There is a consensus that for a zero-rank array x, both x[...] and x[()] should be valid, but the question remains on what should be the type of the result - zero rank ndarray or x.dtype?

(Sasha) First, whatever choice is made for x[...] and x[()] they should be the same because ... is just syntactic sugar for "as many : as necessary", which in the case of zero rank leads to ... = (:,)*0 = (). Second, rank zero arrays and numpy scalar types are interchangeable within numpy, but numpy scalars can be use in some python constructs where ndarrays can't. For example:

>>> (1,)[array(0)]
Traceback (most recent call last):
  File "<stdin>", line 1, in ?
TypeError: tuple indices must be integers
>>> (1,)[int32(0)]
1

Since most if not all numpy function automatically convert zero-rank arrays to scalars on return, there is no reason for [...] and [()] operations to be different.

See changeset:1864 for implementation of x[...] and x[()] returning numpy scalars.

See changeset:1866 for implementation of x[...] = v and x[()] = v.

Increasing rank with newaxis

Everyone who commented liked this feature, so as of changeset:1871 any number of ellipses and newaxis tokens can be placed as a subscript argument for a zero-rank array.

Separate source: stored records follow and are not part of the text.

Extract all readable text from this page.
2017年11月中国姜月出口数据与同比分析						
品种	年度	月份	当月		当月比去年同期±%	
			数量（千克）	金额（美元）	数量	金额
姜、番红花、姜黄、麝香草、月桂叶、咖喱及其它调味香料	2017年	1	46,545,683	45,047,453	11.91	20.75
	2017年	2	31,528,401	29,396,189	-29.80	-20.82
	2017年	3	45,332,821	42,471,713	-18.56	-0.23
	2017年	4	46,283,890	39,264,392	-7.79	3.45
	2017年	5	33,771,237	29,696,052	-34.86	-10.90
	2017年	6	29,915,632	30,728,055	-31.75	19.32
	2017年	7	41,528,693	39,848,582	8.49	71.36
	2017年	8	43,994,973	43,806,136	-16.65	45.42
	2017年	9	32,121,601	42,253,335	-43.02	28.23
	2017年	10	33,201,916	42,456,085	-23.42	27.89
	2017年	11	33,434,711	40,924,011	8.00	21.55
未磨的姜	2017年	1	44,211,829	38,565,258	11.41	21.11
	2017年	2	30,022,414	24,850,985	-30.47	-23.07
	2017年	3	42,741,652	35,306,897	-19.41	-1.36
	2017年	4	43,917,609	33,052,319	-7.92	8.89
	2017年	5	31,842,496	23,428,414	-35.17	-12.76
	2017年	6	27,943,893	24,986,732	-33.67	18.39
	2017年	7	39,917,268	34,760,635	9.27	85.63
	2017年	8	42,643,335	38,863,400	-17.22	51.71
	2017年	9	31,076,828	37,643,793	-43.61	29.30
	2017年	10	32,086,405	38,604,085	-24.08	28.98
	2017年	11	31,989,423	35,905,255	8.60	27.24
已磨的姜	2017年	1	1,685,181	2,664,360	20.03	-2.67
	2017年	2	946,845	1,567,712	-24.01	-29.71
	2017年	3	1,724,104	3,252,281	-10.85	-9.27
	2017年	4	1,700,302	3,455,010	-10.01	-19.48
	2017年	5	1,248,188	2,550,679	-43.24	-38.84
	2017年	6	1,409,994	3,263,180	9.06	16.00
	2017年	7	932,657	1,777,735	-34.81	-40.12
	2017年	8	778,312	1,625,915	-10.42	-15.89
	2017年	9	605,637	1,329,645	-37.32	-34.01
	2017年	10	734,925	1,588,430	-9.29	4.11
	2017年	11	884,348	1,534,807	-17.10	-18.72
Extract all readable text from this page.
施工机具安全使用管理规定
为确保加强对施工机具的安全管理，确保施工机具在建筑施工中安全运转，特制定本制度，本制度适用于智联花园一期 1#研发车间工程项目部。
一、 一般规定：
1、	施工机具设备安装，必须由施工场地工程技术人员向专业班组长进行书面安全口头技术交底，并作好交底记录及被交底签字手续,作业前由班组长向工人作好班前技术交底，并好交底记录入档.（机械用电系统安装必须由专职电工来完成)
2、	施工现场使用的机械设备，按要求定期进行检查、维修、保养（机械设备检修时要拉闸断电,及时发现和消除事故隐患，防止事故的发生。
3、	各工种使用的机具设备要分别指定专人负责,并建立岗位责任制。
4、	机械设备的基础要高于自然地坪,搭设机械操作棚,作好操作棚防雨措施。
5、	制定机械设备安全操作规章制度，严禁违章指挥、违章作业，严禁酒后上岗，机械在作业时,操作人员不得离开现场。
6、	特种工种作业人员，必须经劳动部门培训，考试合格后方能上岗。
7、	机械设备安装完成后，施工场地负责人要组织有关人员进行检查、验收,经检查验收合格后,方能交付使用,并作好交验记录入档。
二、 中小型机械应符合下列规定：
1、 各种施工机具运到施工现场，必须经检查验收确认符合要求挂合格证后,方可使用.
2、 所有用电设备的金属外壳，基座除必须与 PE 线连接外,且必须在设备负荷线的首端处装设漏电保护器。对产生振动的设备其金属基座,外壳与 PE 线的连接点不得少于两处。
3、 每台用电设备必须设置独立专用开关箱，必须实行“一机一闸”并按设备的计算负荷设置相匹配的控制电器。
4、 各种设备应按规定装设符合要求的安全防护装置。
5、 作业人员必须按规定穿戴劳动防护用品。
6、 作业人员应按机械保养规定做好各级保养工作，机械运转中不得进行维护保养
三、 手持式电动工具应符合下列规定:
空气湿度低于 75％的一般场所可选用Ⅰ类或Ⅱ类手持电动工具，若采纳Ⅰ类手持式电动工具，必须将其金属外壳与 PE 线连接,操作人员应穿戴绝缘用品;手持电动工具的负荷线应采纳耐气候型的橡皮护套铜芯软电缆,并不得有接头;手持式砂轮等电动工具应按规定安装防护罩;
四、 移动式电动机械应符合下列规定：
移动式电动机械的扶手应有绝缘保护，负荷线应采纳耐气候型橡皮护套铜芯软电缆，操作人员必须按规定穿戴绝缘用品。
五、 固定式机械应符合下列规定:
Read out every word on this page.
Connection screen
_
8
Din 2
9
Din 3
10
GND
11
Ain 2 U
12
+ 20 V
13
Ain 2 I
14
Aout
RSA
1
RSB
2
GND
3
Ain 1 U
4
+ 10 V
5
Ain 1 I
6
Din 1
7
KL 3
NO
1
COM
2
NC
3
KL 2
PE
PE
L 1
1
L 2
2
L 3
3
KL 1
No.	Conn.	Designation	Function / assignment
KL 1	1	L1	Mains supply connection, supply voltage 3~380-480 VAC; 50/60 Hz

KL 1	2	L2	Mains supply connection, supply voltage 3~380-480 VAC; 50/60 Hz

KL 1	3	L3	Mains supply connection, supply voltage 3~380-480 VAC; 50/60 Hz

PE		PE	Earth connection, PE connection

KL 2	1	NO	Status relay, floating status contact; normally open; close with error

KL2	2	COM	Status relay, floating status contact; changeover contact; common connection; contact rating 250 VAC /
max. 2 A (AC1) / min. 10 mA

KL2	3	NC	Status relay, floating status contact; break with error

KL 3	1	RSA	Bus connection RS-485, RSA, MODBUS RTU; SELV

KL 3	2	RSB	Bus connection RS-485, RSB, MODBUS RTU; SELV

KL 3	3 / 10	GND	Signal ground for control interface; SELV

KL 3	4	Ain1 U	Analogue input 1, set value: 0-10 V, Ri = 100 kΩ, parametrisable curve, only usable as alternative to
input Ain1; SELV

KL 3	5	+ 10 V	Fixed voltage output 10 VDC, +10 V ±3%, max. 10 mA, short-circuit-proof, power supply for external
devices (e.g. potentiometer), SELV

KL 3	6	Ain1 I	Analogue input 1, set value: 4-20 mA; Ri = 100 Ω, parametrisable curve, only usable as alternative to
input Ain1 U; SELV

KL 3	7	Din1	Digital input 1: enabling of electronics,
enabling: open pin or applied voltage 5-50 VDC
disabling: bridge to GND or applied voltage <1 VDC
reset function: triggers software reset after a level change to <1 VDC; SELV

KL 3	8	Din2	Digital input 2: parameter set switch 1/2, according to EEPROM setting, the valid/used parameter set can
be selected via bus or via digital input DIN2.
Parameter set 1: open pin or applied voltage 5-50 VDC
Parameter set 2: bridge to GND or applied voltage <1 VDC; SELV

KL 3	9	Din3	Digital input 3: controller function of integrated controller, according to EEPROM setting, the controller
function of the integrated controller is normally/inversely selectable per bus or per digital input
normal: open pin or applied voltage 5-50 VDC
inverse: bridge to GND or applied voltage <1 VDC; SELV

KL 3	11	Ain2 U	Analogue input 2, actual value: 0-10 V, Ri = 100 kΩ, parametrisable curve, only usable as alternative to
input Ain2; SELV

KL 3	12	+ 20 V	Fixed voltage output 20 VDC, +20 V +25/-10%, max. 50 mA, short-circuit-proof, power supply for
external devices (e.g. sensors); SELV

For example:

>>> x = array(1)
>>> x[newaxis,...,newaxis,...]
array([[1]])

It is not clear why more than one ellipsis should be allowed, but this is the behavior of higher rank arrays that we are trying to preserve.

Refactoring

Currently all indexing on zero-rank arrays is implemented in a special if (nd == 0) branch of code that used to always raise an index error. This ensures that the changes do not affect any existing usage (except, the usage that relies on exceptions). On the other hand part of motivation for these changes was to make behavior of ndarrays more uniform and this should allow to eliminate if (nd == 0) checks alltogether.